Ansy Lema Tolak Komersialisasi Secara Brutal di Pulau Komodo dan Padar
Apalagi, melihat komposisinya, jumlah uang yang masuk ke PAD sangat kecil, dibanding upah yang masuk ke PT Flobamor.
Kedua, terkait pengenaan beban biaya konservasi kepada masyarakat awam melalui kenaikan tarif. Menurut Ansy, biaya konservasi tidak bisa sepenuhnya dibebankan kepada masyarakat, dalam hal ini adalah orang yang mau berwisata.

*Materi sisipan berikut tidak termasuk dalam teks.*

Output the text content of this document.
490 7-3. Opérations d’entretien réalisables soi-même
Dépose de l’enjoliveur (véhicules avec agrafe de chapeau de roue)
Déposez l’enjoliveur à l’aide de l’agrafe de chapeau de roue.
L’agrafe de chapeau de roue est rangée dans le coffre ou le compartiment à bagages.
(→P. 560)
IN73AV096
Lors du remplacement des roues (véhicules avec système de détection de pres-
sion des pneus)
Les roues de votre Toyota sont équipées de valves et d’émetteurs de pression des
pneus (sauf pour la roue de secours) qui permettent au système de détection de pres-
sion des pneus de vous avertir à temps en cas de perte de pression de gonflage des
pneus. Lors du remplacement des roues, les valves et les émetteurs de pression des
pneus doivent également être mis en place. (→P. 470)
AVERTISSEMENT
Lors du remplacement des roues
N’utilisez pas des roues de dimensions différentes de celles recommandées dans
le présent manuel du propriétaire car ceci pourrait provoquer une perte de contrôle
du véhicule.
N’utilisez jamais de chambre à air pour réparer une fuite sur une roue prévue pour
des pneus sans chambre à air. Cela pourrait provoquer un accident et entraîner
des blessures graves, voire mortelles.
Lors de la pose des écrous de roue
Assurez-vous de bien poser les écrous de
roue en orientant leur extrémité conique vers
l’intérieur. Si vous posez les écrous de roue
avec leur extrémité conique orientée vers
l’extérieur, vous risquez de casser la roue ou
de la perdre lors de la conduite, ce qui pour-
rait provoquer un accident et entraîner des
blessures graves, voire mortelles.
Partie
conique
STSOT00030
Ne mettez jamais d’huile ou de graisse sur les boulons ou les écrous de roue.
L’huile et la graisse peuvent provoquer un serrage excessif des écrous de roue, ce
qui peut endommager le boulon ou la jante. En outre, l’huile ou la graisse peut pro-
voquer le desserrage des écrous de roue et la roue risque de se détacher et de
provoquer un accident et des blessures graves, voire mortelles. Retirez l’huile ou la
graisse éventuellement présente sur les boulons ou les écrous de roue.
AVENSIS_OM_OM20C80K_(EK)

“Di mana letak keadilan sosialnya? Seharusnya uang konservasi diambil pemerintah dari perusahaan yang melakukan perusakan alam, seperti perusahaan sawit, perusahaan batubara, korporasi tambang, dan sebagainya. Tarik pajak lebih banyak dari mereka dan kemudian disubsidi silang untuk biaya konservasi, bukan dari masyarakat Indonesia yang mau berwisata,” pungkas politisi PDI Perjuangan ini.
Marginalisasi Masyarakat Kecil
Persoalan lain yang timbul dari kejanggalan kebijakan yang diambil pemerintah di atas adalah marginalisasi atau peminggiran masyarakat kecil.
Dengan kenaikan tarif Taman Nasional Komodo (TNK) yang mencapai Rp 3,75 juta per orang dan paket EVE senilai Rp 15 juta, secara tidak langsung pemerintah membatasi masyarakat kecil untuk berkunjung ke Pulau Komodo dan Padar.